1

I am fairly new to R but trying to learn by doing

I am trying to plot a categorical (channel) against a continuous variable (sales).

Here is my data

print(columnValues)

channel_final   tot_sales_year
1           Texas        5000.00
2           Mexico        8951.55
3           Mexico           0.23
4           Mexico          12.00
5           Mexico      250094.00
6           Texas      388859.38

Here is the code I am using to produce the graph

plot(columnValues[,1],columnValues[,2],xlab="independentColumnName",ylab="Test") 

However I get an error

Error in plot.window(...) : need finite 'xlim' values 

and some warnings

4: In min(x) : no non-missing arguments to min; returning Inf
5: In max(x) : no non-missing arguments to max; returning -Inf

What am I doing wrong? How do I fix this?

Thanks in advance for your help

Update #1 I have updated my plotting code to

boxplot(columnValues[,2]~columnValues[,1])

This works now.

Abhi
  • 399
  • 2
  • 7
  • 21
  • what is str(columnValues) return? I suspect your variable tot_sales_year has character values and not numeric – infominer Feb 08 '14 at 23:53
  • What sort of plot do you want? A barplot: barplot(df$tot_sales_year, names=df$channel_final , cex.names=0.7). Do you want to show the total or mean sales by country? – user20650 Feb 09 '14 at 00:00
  • @infominer Here is the output $ tot_sales_year: num 5.00e+03 8.95e+03 2.30e-01 1.20e+01 2.50e+05 ... Also I have outputted my dataset in the original post – Abhi Feb 09 '14 at 00:00
  • @user20650 I am trying to visualize correlation. hence some thing like a scatter plot – Abhi Feb 09 '14 at 00:01
  • I'm not sure about your use of a scatter plot.
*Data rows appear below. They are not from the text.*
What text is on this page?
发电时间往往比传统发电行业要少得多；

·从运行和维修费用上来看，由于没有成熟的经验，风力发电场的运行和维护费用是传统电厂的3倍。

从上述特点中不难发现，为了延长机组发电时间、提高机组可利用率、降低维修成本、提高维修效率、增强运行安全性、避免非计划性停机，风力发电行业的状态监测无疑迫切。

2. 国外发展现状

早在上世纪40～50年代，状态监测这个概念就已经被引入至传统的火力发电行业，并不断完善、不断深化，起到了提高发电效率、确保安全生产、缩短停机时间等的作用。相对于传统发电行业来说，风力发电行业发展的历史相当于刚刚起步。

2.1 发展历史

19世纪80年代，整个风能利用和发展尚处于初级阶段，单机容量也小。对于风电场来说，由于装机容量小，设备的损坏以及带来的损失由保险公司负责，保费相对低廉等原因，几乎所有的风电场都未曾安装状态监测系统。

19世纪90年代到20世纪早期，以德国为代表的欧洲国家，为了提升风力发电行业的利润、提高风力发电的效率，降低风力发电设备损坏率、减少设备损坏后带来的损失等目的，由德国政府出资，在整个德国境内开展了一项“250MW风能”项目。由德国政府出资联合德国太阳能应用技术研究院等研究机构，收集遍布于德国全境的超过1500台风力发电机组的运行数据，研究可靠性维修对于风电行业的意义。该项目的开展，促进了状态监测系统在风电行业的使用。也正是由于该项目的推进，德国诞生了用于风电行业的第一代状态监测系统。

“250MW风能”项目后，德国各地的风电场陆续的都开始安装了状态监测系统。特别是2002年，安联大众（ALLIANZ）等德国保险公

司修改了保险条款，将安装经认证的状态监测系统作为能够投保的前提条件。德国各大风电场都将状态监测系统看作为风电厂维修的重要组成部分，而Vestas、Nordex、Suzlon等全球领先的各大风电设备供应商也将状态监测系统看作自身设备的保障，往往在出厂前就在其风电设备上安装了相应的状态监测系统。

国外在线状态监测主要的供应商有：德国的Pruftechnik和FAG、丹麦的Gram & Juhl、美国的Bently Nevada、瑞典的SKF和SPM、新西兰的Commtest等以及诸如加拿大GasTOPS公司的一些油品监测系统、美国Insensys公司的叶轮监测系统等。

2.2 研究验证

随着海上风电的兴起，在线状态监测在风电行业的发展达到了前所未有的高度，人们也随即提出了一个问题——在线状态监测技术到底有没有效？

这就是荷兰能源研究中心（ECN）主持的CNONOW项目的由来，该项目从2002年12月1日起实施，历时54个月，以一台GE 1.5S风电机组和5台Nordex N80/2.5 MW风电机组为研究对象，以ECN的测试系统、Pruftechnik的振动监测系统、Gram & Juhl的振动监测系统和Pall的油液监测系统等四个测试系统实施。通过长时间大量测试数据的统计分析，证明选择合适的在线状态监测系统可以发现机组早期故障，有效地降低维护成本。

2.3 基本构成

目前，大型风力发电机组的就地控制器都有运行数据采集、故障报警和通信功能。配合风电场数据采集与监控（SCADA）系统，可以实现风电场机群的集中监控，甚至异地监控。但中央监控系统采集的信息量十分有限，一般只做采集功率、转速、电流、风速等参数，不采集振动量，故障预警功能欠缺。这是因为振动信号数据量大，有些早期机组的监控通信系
Maybe a boxplot is more applicable: boxplot(df$tot_sales_year ~ df$channel_final) – user20650 Feb 09 '14 at 00:08
  • @user20650 That is giving me an error as well Error in x[floor(d)] + x[ceiling(d)] : non-numeric argument to binary operator This is the third graph that has failed (scatter, box, bar). I am beginning to feel this is a data issue. I have printed the data in the original post. Anything obvious I am doing wrong – Abhi Feb 09 '14 at 00:16
  • @user20650 I have an update. When I plotted boxplot(columnValues$tot_sales_year~columnValues$channel_final) I did not get any exceptions. I have another question though. Why does boxplot(columnValues[,1],columnValues[,2]) fail ? – Abhi Feb 09 '14 at 00:22
  • 1
    @Abhi, read ?boxplot to understand why your `boxplot(columnValues[,1],columnValues[,2])` fails. I see your data in the post, but that doesn't give the whole picture. best way to share data is use dput. Read this on how to http://stackoverflow.com/a/5963610/2747709 – infominer Feb 09 '14 at 00:47
  • Abhi, I think you have extra "crud" in your data. I copied what you pasted and then cleaned it up. here's the dput of your data. Copy beginning structure upto the last parantheses structure(list(channel_final = structure(c(2L, 1L, 1L, 1L, 1L, 2L), .Label = c("Mexico", "Texas"), class = "factor"), tot_sales_year = c(5000, 8951.55, 0.23, 12, 250094, 388859.38)), .Names = c("channel_final", "tot_sales_year"), class = "data.frame", row.names = c(NA, -6L )). Save this to a file, and use dget(file) to read it back in. Now use all your plotting commands to see what happens – infominer Feb 09 '14 at 00:52
  • @Abhi; As informiner says, look at ?boxplot to see how to define it - particularly the formula argument to see why passing two vectors separately does not work. The original plot didn't work as the plot command did not know what method to use - your x-variable (channel_final) is not numeric. – user20650 Feb 09 '14 at 01:40
  • @infominer Here is the dput for my test data structure(list(channel_final = c("Mexico", "Texas", "Mexico", "Mexico", "Texas", "Texas"), tot_sales_year = c(600, 2855296, 4982.49, 1108690.76, 42954, 97170.48)), .Names = c("channel_final", "tot_sales_year"), row.names = c(NA, 6L), class = "data.frame") 2 questions (1) This is different from what you have in your comment (2) Can you point out what the "CRUD" is? I just dont see it – Abhi Feb 09 '14 at 01:51
  • 1. It's different because you have the first column as characters do str() on the data you gave me and the data I gave you (spot the difference) 2. No crud in what you gave me via dput, but I "suspected" it from your original post, by looking at the alignment of numbers in the second column. 3. do plot on the data i gave you and the data you gave me and see what happens. If you do what I outlined in 1 and 3, you should be able to figure out what's going on. – infominer Feb 09 '14 at 04:14
  • @user20650 thanks for pointing it out. It makes sense now. One more quick question, it seems I cannot create a scatter plot for categorical variables using the plot command. Is my understanding correct? – Abhi Feb 09 '14 at 04:27
  • @Abhi; here yes, but I don't think a scatterplot is the way to visualise your data; if you have more points i would go with a boxplot. If you only have the few observations the dotplot below is a good option (note: lattice package also has a nice dotplot function) – user20650 Feb 10 '14 at 16:32

1 Answers1

2

With so many comments it's hard to know what's been covered, but here's a "scatterplot" by category using ggplot. Is this what you had in mind?

library(ggplot2)
ggplot(columnValues)+
  geom_point(aes(x=channel_final, y=tot_sales_year),size=3)

jlhoward
  • 58,004
  • 7
  • 97
  • 140